I once heard of a preacher who was determined to work only 40 hours a week. So, he calculated how much time he spent in preparing sermons and classes, and how much time he spent in teaching and preaching those lessons. He subtracted that from 40 hours. Then, if he got called into a special meeting with the elders, if he got called to do counseling, if he got called upon to do a funeral, if he was invited to a church member’s wedding, he would add up all of those unexpected requirements of his time and subtract that from the 40 hours. He kept meticulous records of the time he spent “working” for the church—down the minute—and made every effort not to go over 40 hours each week. The average member was more likely to find this preacher sitting in front of the TV or out on the lake with a pole in his hand, than they were to find him doing the work of the church.

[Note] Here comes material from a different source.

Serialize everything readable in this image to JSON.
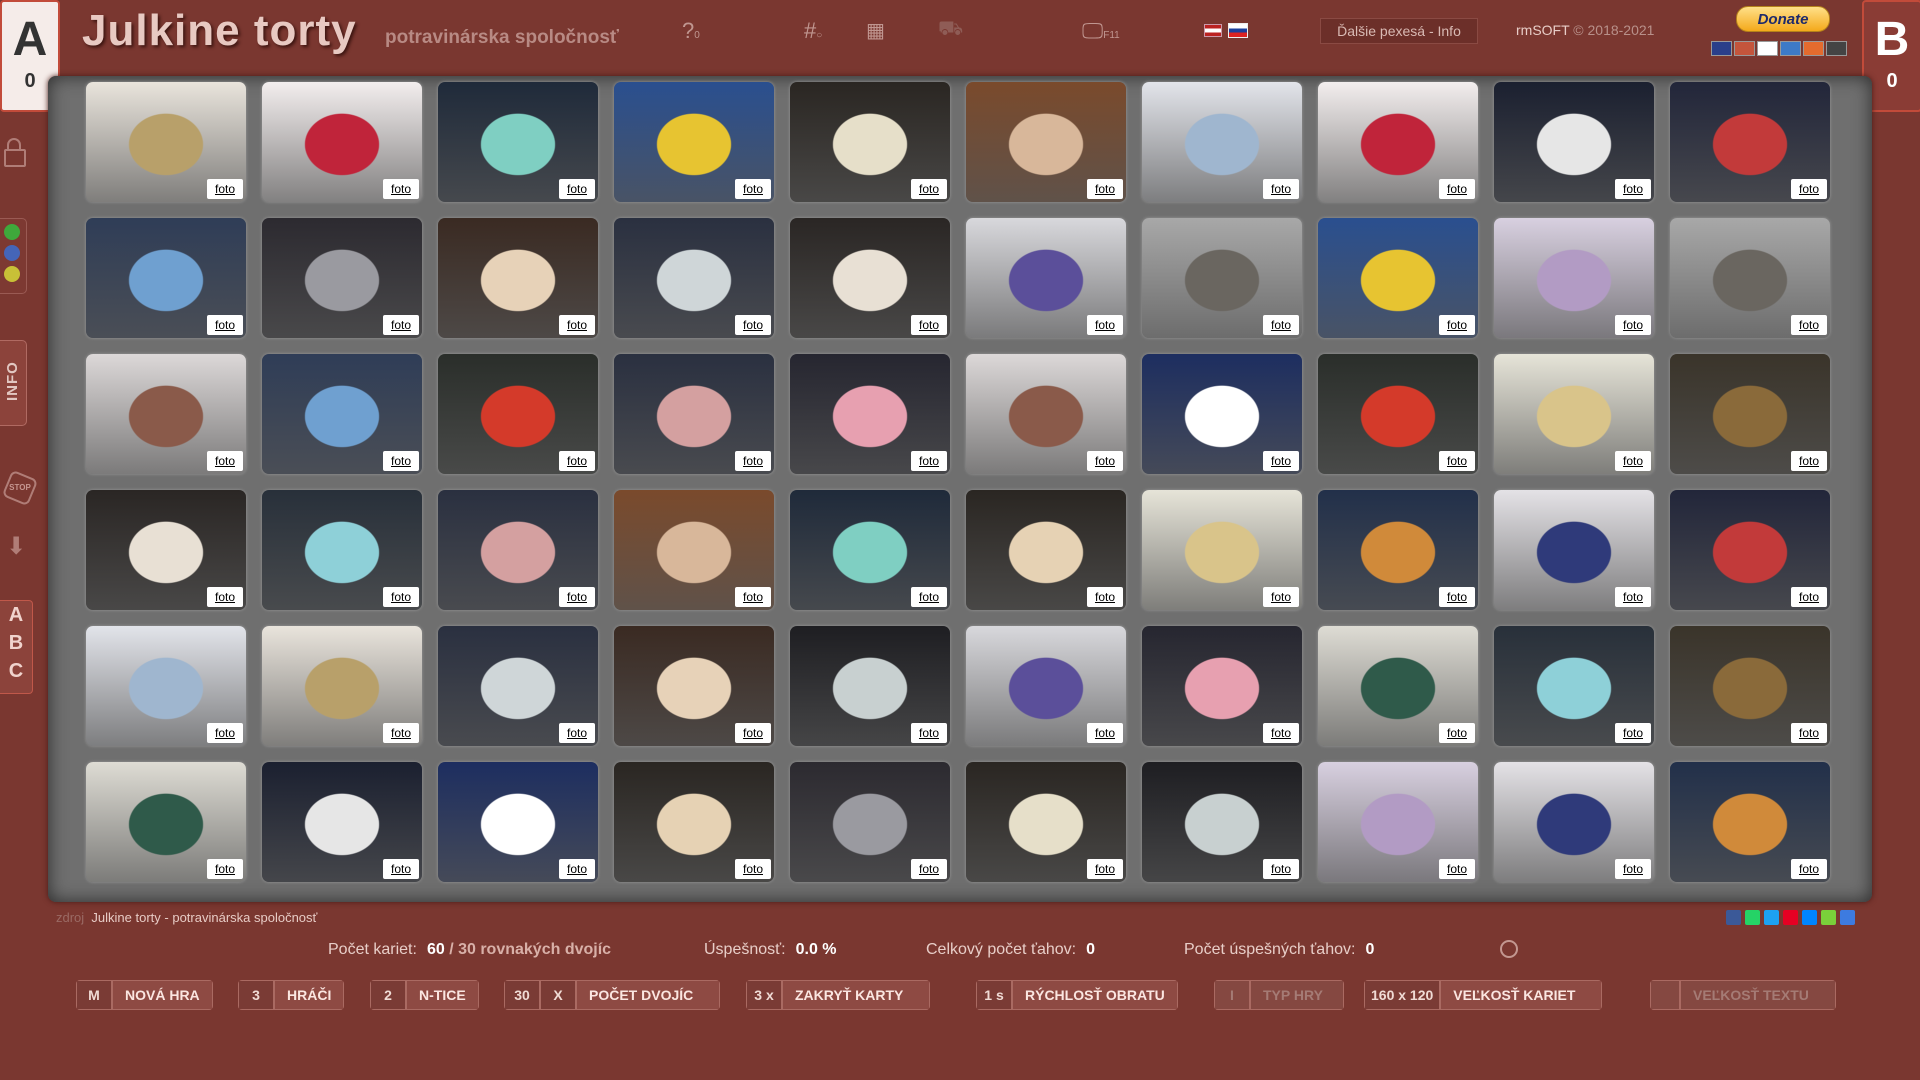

Of course, there must be balance. Preachers are not expected to kill themselves by working 100 hours a week, but when a preacher sees “his job” as a “40-hour work week,” and works diligently to ensure that he does not go over those 40 hours, that says a lot about him as a person. When God told preachers, “Do the work of an evangelist” (2 Tim. 4:5), that is not a “job.” That is a “life.”
It might be easy for some of us to point a finger at a not-fully-committed preacher and chide him for his lack of diligent effort. But, could we as Christians find ourselves doing a similar thing? Some Christians have determined what their max effort and time can be for “being a Christian” each week and they rarely will go over that. For example, some have determined that going to worship once a month is enough and all they need to do. You won’t find them exceeding that self-imposed standard. Others, who might generally attend worship every Sunday, sometimes use other “church events” to replace Sunday worship time. For example, if there is a Saturday activity at the church, some Christians might decide that if they go to that event on Saturday that they don’t need to go to worship on Sunday. Or, if they take a widow to a doctor appointment and lunch on Tuesday that they don’t have to give to the church on Sunday.
Such a minimalist approach to Christianity is not what Jesus had in mind at all. He gave His all for us, looking for us to do the same in return. How painful it must be for Him to see us looking for ways to cut corners and do the least we can do, and yet still wear His name as “Christian.” When God told Christians, “Be steadfast, immovable, always abounding in the work of the Lord…” (1 Cor. 15:58), that is not a “job,” to which we give minimal effort. That is a “life” that has great reward!